The framework for ESOPs originated under the Employee Retirement Income Security Act in 1974, and the government went on to tweak the structure and its tax benefits for more than a decade. Proponents of the strategy have applauded it as a vehicle to compensate employees with broadly shared ownership while simultaneously aligning team members behind a common goal of helping the organization succeed.

As previously mentioned, however, ESOPs come with a repurchasing obligation, and plan operators are required to keep a capital reserve on hand to buy back shares when participant employees leave the organization. At a time when those departures are happening more often than normal, a company may be searching for an efficient way to restock its balance sheet. Alternatively, an organization may desire funds to invest and create an additional income stream, which it can use to keep its reserves at a target level. In either case, a sale leaseback may provide a highly efficient means to fund those efforts.
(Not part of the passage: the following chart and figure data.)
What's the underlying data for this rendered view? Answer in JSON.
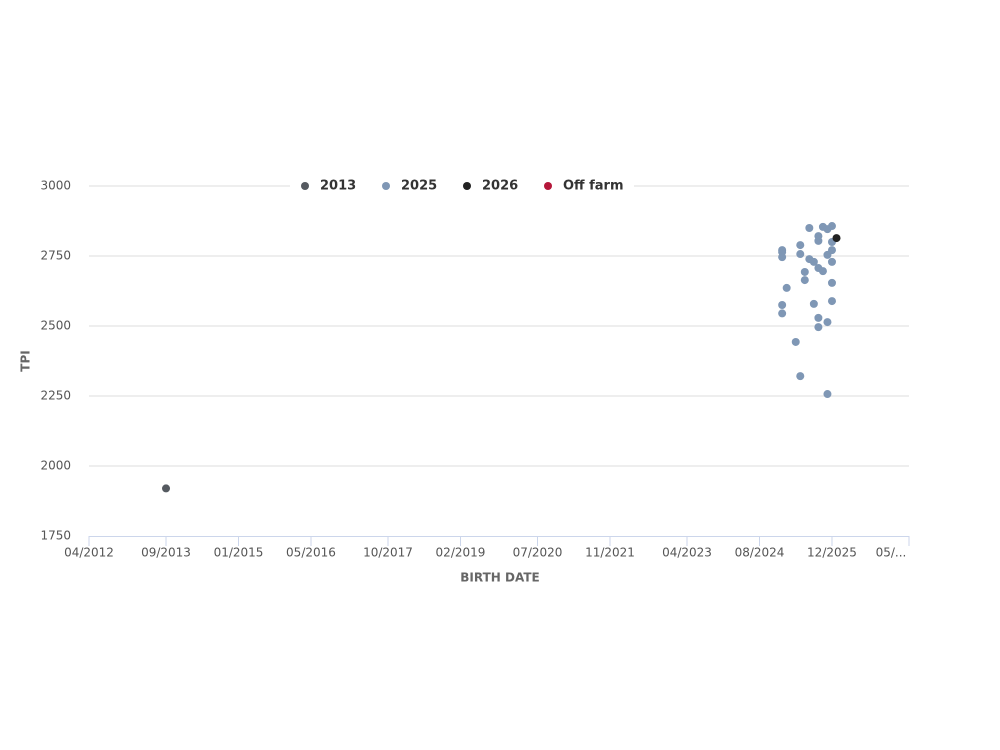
{
  "chart_data": {
    "type": "scatter",
    "x_label": "BIRTH DATE",
    "y_label": "TPI",
    "xlim": [
      "04/2012",
      "05/2027"
    ],
    "xticks": [
      "04/2012",
      "09/2013",
      "01/2015",
      "05/2016",
      "10/2017",
      "02/2019",
      "07/2020",
      "11/2021",
      "04/2023",
      "08/2024",
      "12/2025",
      {
        "value": "05/2027",
        "label": "05/..."
      }
    ],
    "ylim": [
      1750,
      3000
    ],
    "yticks": [
      1750,
      2000,
      2250,
      2500,
      2750,
      3000
    ],
    "grid": true,
    "legend": "top",
    "series": [
      {
        "name": "2013",
        "color": "#555a60",
        "x": [
          "09/2013"
        ],
        "values": [
          1920
        ]
      },
      {
        "name": "2025",
        "color": "#7f97b5",
        "x": [
          "01/2025",
          "01/2025",
          "01/2025",
          "02/2025",
          "01/2025",
          "01/2025",
          "04/2025",
          "05/2025",
          "05/2025",
          "05/2025",
          "06/2025",
          "06/2025",
          "07/2025",
          "07/2025",
          "08/2025",
          "08/2025",
          "09/2025",
          "09/2025",
          "09/2025",
          "09/2025",
          "09/2025",
          "10/2025",
          "10/2025",
          "11/2025",
          "11/2025",
          "11/2025",
          "11/2025",
          "12/2025",
          "12/2025",
          "12/2025",
          "12/2025",
          "12/2025",
          "12/2025"
        ],
        "values": [
          2771,
          2764,
          2746,
          2636,
          2575,
          2545,
          2443,
          2321,
          2789,
          2757,
          2693,
          2664,
          2850,
          2739,
          2579,
          2729,
          2529,
          2496,
          2804,
          2821,
          2707,
          2696,
          2854,
          2846,
          2257,
          2754,
          2514,
          2771,
          2589,
          2654,
          2729,
          2857,
          2800
        ]
      },
      {
        "name": "2026",
        "color": "#222222",
        "x": [
          "01/2026"
        ],
        "values": [
          2814
        ]
      },
      {
        "name": "Off farm",
        "color": "#b5173a",
        "x": [],
        "values": []
      }
    ]
  }
}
Sale Leaseback Opportunities

An ESOP sponsor that owns real estate can use a sale leaseback transaction to access the previously illiquid equity built up in its property. A sale leaseback advisor will be able to source potential buyers for the real estate and structure lease terms that ensure the business locks in long-term property access. This allows continued operations in the space at a predictable occupancy cost.

In return for the leased property, the seller receives sale proceeds that are often substantial. Tapping real estate equity through a sale leaseback is gaining popularity as an alternative to debt financing, which has grown costlier with the Federal Reserve’s series of moves to raise interest rates and curtail inflation.